Pada pertemuan sebelumnya, kita sudah mengenal internet, sejarah, teknologi, sampai ke kecepatan internet mobile. Dari pembelajaran tersebut, kita menyadari bahwa internet memang hampir tidak bisa dipisahkan dari setiap aktivitas kehidupan kita. Kali ini, kita akan membahas tentang internet yang tetsambung melalui jaringan kabel dan nirkabel (wireless).

Kabel

jika berbicara kabel, mungkin kita seperti sedang berhadapan dengan sebuah teknologi kuno, ribet, dan tidak efisien. Bayangkan saja, mungkin di halaman rumah kita saja sudah banyak kabel yang bergelantungan, atau bahkan di kamar kita pun keberadaan kabel kayaknya bikin risih, bisa tersandung, putus, koslet dan sebagainya.

Kabel dalam bahasa Inggris disebut cable merupakan sebuah alat yang digunakan untuk mentransmisikan sinyal dari satu tempat ke tempat lain. Kabel digunakan diberbagai teknologi, mulai dari listrik, komunikasi, dan yang lainnya.

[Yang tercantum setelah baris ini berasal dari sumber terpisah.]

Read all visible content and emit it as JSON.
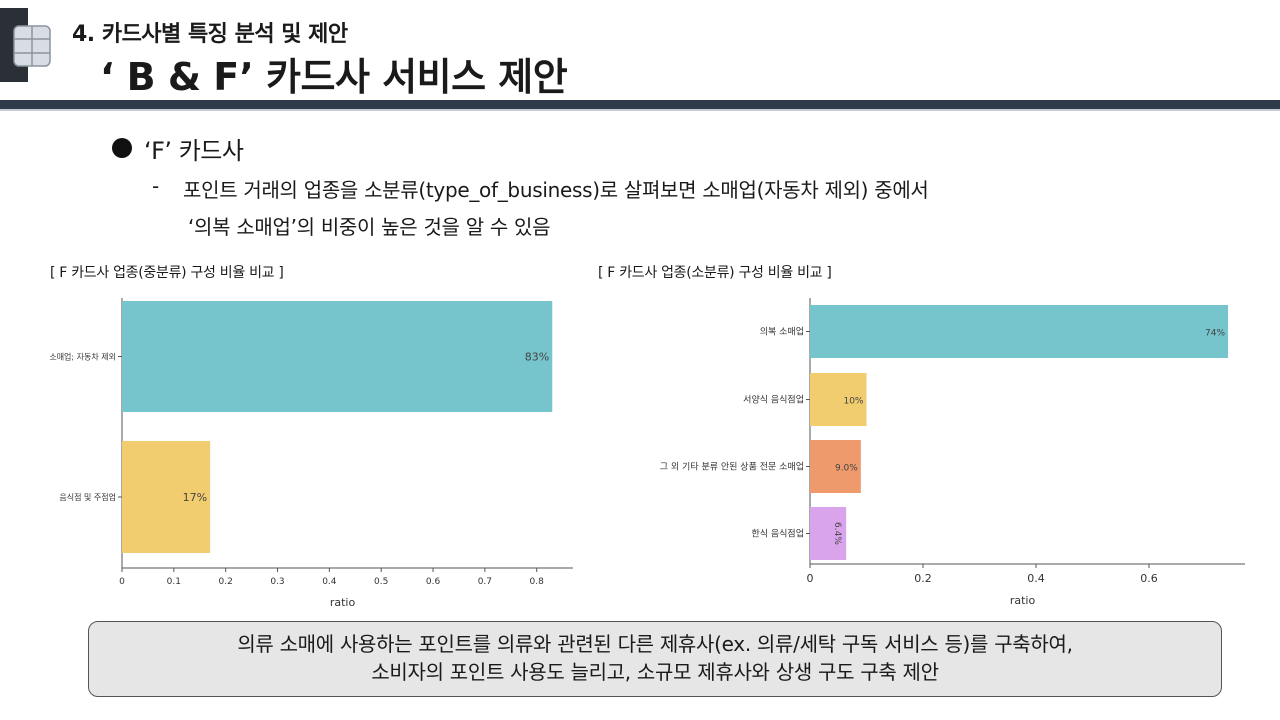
{
  "header": {
    "section_label": "4.  카드사별 특징 분석 및  제안",
    "title": "‘ B & F’ 카드사 서비스 제안"
  },
  "bullet": {
    "heading": "‘F’ 카드사",
    "dash": "-",
    "description_line1": "포인트 거래의 업종을 소분류(type_of_business)로 살펴보면 소매업(자동차 제외) 중에서",
    "description_line2": "‘의복 소매업’의 비중이 높은 것을 알 수 있음"
  },
  "colors": {
    "teal": "#76c4cc",
    "yellow": "#f1cd70",
    "orange": "#ee9a6c",
    "purple": "#d9a4ec",
    "header_bar": "#2f3a4a"
  },
  "chart_data": [
    {
      "type": "bar",
      "orientation": "horizontal",
      "title": "[ F 카드사 업종(중분류) 구성 비율 비교 ]",
      "categories": [
        "소매업; 자동차 제외",
        "음식점 및 주점업"
      ],
      "values": [
        0.83,
        0.17
      ],
      "data_labels": [
        "83%",
        "17%"
      ],
      "bar_colors": [
        "#76c4cc",
        "#f1cd70"
      ],
      "xlabel": "ratio",
      "ylabel": "",
      "xlim": [
        0,
        0.87
      ],
      "xticks": [
        0,
        0.1,
        0.2,
        0.3,
        0.4,
        0.5,
        0.6,
        0.7,
        0.8
      ],
      "xtick_labels": [
        "0",
        "0.1",
        "0.2",
        "0.3",
        "0.4",
        "0.5",
        "0.6",
        "0.7",
        "0.8"
      ]
    },
    {
      "type": "bar",
      "orientation": "horizontal",
      "title": "[ F 카드사 업종(소분류) 구성 비율 비교 ]",
      "categories": [
        "의복 소매업",
        "서양식 음식점업",
        "그 외 기타 분류 안된 상품 전문 소매업",
        "한식 음식점업"
      ],
      "values": [
        0.74,
        0.1,
        0.09,
        0.064
      ],
      "data_labels": [
        "74%",
        "10%",
        "9.0%",
        "6.4%"
      ],
      "bar_colors": [
        "#76c4cc",
        "#f1cd70",
        "#ee9a6c",
        "#d9a4ec"
      ],
      "xlabel": "ratio",
      "ylabel": "",
      "xlim": [
        0,
        0.77
      ],
      "xticks": [
        0,
        0.2,
        0.4,
        0.6
      ],
      "xtick_labels": [
        "0",
        "0.2",
        "0.4",
        "0.6"
      ]
    }
  ],
  "conclusion": {
    "line1": "의류 소매에 사용하는 포인트를 의류와 관련된 다른 제휴사(ex. 의류/세탁 구독 서비스 등)를 구축하여,",
    "line2": "소비자의 포인트 사용도 늘리고, 소규모 제휴사와 상생 구도 구축 제안"
  }
}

Sementara dalam internet, keberadaan kabel adalah untuk menghantarkan data yang terkoneksi dalam jaringan. Kabel terbuat dari media khusus yang didalamnya memiliki kemampuan untuk mengirim dan menerima berbagai data dengan kecepatan tertentu. seiring dengan perkembangan teknologi, media khusus ini berkembang mulai dari tembaga yang bisa menghantarkan energi listrik sampai dengan kaca yang bisa menghantarkan cahaya.

Kelebihan dan Kekurangan

kabel memang dibuat dan digunakan sejak tahun 1400-an (silahkan cek wikipedia di atas), sehingga tidak salah juga jika ada yang menganggap kabel sebagai teknologi yang sudah kuno dan ketinggalan zaman. akan tetapi, bagaimanapun juga penggunaan kabel di dunia internet masih menjadi teknologi utama penyangga internet.

Kelebihan

Kabel masih menjadi pilihan terbaik dalam melakukan fungsi transmisi data. Beberapa hal yang menjadi kelebihan kabel adalah

  1. Stabil

Infrastruktur yang tampak secara fisik memiliki kelebihan dalam penerapan dan perawatan, sehingga pemilihan jaringan internet melalui kabel masih menjadi pilihan terbaik bagi yang berharap jaringan cepat dan stabil. Proses penerimaan transmisi data pun tidak terkendala oleh cuaca misalnya.

2. Pembaruan teknologi

Sejak tahun 1400 silam, kabel sudah mengalami banyak perkembangan, sehingga anggapan kabel ketinggalan zaman pun sebenarnya sudah tidak lagi relevan. Kabel justru memiliki ketahanan dan kualitas kecepatan yang lebih baik, terutama dengan menggunakan teknologi terbaru fiber optik.

3. Aman

Syarat sebuah perangkat tersambung ke dalam sebuah jaringan internet dengan kabel adalah tersambung secara fisik (colok). Akhirnya segala aktifitas penggunaan dan tranmisi data akan terdata dan tercatat lebih mudah. Begitupun jika ada pencurian data pencegahannya menjadi lebih mudah.

Kekurangan

  1. Rumit

Keberadaan kabel yang membutuhkan sistem instalasi secara khusus menjadikannya tampak rumit. Belum lagi dengan pemandangannya yang terkesan berantakan dan tidak rapi. Maka untuk menerapkan sistem jaringan kabel ini, teknisi mesti mengetahui sistem perangkaian yang efektif.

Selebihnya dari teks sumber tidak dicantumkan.